By Michael Stelzer Jocks, History Faculty.
I’m teaching a food history course right now, and I was recently thinking about some extra-credit assignments for my students. I found some inspiration reading a fascinating book by Ina Lipkowitz called Words to Eat By: Five Foods and the Culinary History of the English Language. Lipkowitz reminded me that the world’s oldest recipe book was written in the fourth or fifth century AD by a Roman gourmand by the name of Marcus Gavius
Apicius. This man lived and died for food, and I mean that literally. Evidently, Apicius committed suicide when he could no longer afford to throw the lavish feasts he so enjoyed. That is an interesting aside, but the idea that really grabbed me was using his recipes from his book De Re Coquinaria as an extra-credit opportunity. Since many of my students are culinary students, I would think many might be interested in testing their hand at some ancient Roman fare.
But, I thought, maybe I should try it first. After looking through Apicius’ recipes, I settled on an easy one to start:
Sautéed Squash in Herb Sauce
1 medium onion, thinly sliced.
1 T. olive oil
¼ t. pepper.
¼ t. celery seed.
¼ t. oregano.
Dash of cumin.
3 c. diced squash
½ c. squash stock.
¼ c. white wine.
1 t. olive oil.
Directions:
Sauté sliced onion in olive oil. In a mortar, grind pepper, celery seed, and oregano. Add to onions, with a dash of cumin. Stir. Then add diced squash. Add stock, white wine, and olive oil. Stir repeatedly over medium heat until the gourds are cooked. If you wish, thicken the liquid with flour and serve.
So, this is a roughly 1600 hundred year old recipe. Doesn’t look too hard, or odd. Now admittedly, I skipped over the recipes with calf brain and garum (fish sauce) to find some that I could easily make, but it struck me how similar this is to a modern recipe. Maybe this shouldn’t be surprising though when you think about how recipes are handed down from generation to generation. Our family recipes are often based upon regional or national traditions that simply have riffs and slight alterations of what people have been cooking for millennia in a certain part of the world. So even the food of Apicius is quite simple; or is it?

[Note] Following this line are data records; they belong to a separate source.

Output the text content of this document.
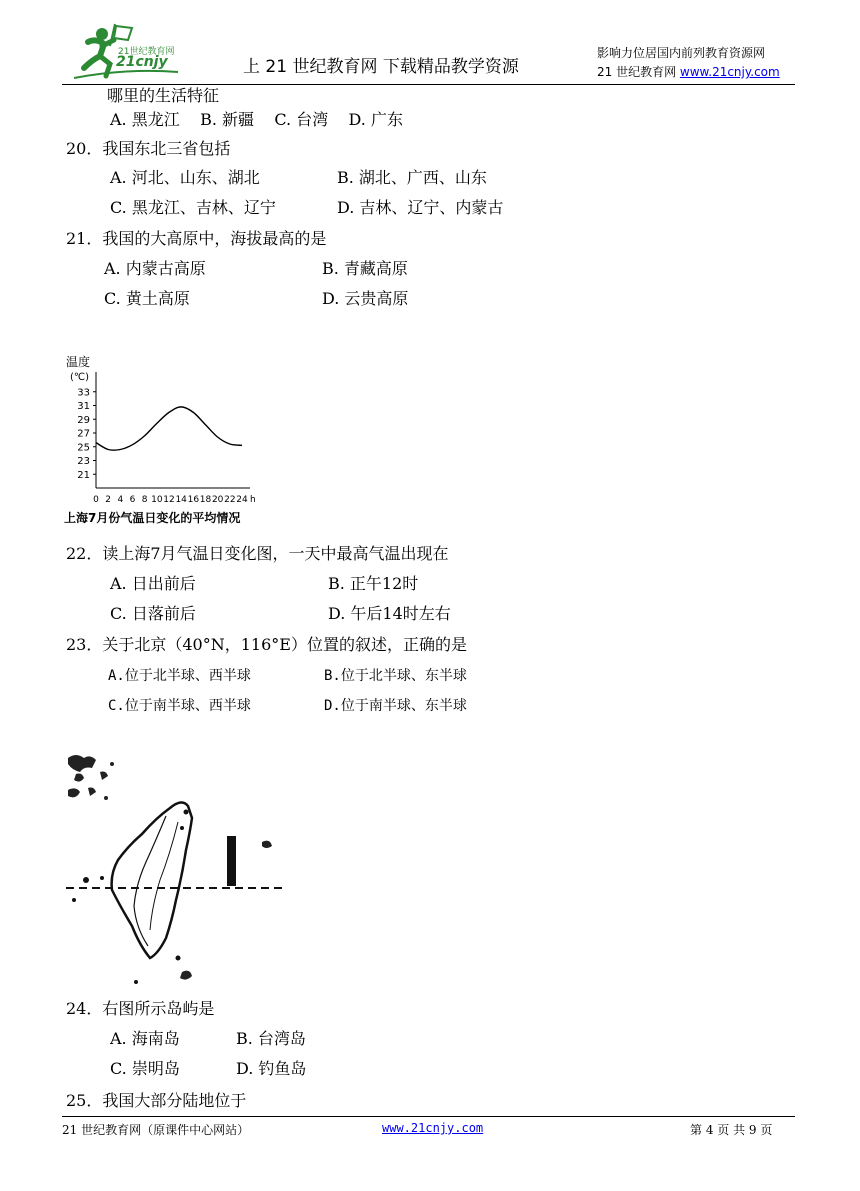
21世纪教育网
21cnjy	上 21 世纪教育网 下载精品教学资源
影响力位居国内前列教育资源网
21 世纪教育网 www.21cnjy.com
哪里的生活特征
A. 黑龙江    B. 新疆    C. 台湾    D. 广东
20．我国东北三省包括
A. 河北、山东、湖北	B. 湖北、广西、山东
C. 黑龙江、吉林、辽宁	D. 吉林、辽宁、内蒙古
21．我国的大高原中，海拔最高的是
A. 内蒙古高原	B. 青藏高原
C. 黄土高原	D. 云贵高原
温度
(℃)
21
23
25
27
29
31
33
0 2 4 6 8 10 12 14 16 18 20 22 24 h
上海7月份气温日变化的平均情况
22．读上海7月气温日变化图，一天中最高气温出现在
A. 日出前后	B. 正午12时
C. 日落前后	D. 午后14时左右
23．关于北京（40°N，116°E）位置的叙述，正确的是
A.位于北半球、西半球	B.位于北半球、东半球
C.位于南半球、西半球	D.位于南半球、东半球
24．右图所示岛屿是
A. 海南岛	B. 台湾岛
C. 崇明岛	D. 钓鱼岛
25．我国大部分陆地位于
21 世纪教育网（原课件中心网站）	www.21cnjy.com	第 4 页 共 9 页
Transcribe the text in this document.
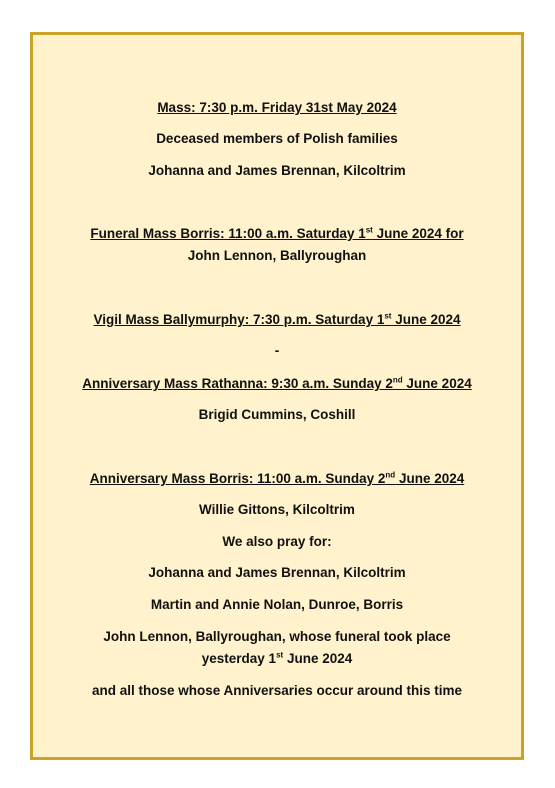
Mass: 7:30 p.m. Friday 31st May 2024
Deceased members of Polish families
Johanna and James Brennan, Kilcoltrim
Funeral Mass Borris: 11:00 a.m. Saturday 1st June 2024 for
John Lennon, Ballyroughan
Vigil Mass Ballymurphy: 7:30 p.m. Saturday 1st June 2024
-
Anniversary Mass Rathanna: 9:30 a.m. Sunday 2nd June 2024
Brigid Cummins, Coshill
Anniversary Mass Borris: 11:00 a.m. Sunday 2nd June 2024
Willie Gittons, Kilcoltrim
We also pray for:
Johanna and James Brennan, Kilcoltrim
Martin and Annie Nolan, Dunroe, Borris
John Lennon, Ballyroughan, whose funeral took place
yesterday 1st June 2024
and all those whose Anniversaries occur around this time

Look at this recipe. Think of the processing of food that needs to go into this. Getting oil from thousands of olives. Fermenting grape juice. Discovering and growing herbs that will not poison you, and will make your food tasty. After all that, there is the chemical mixture of all these foods to create a pleasing taste. Who was the first person to figure this stuff out? How did they do it? I believe such a question is one of the great mysteries of human civilization: who invented our food?
Think of something as simple as bread (even non-leavened). Process wheat into flour, process olives into oil, and add water. Mix it together, and bake in an enclosed oven. What? Who thinks of that? And, that doesn’t take into account more complex bread recipes that would add salt (from the sea/salt mine), honey (from bees), eggs (from a chicken), milk (from a cow or goat). What mad scientist first put those things together, and then heated them at a certain, perfect temperature for a preordained time?
Such a question is obviously impossible to answer, but it should make us respect those anonymous cooks who came before us, and provided the knowledge that our civilization of food rests upon. I wonder if my students will feel that sense of awe and respect when they are elbow deep in calf-brain and fermented fish sauce.
Great article; I am sure your students will learn much. Good cross curricular assignment too.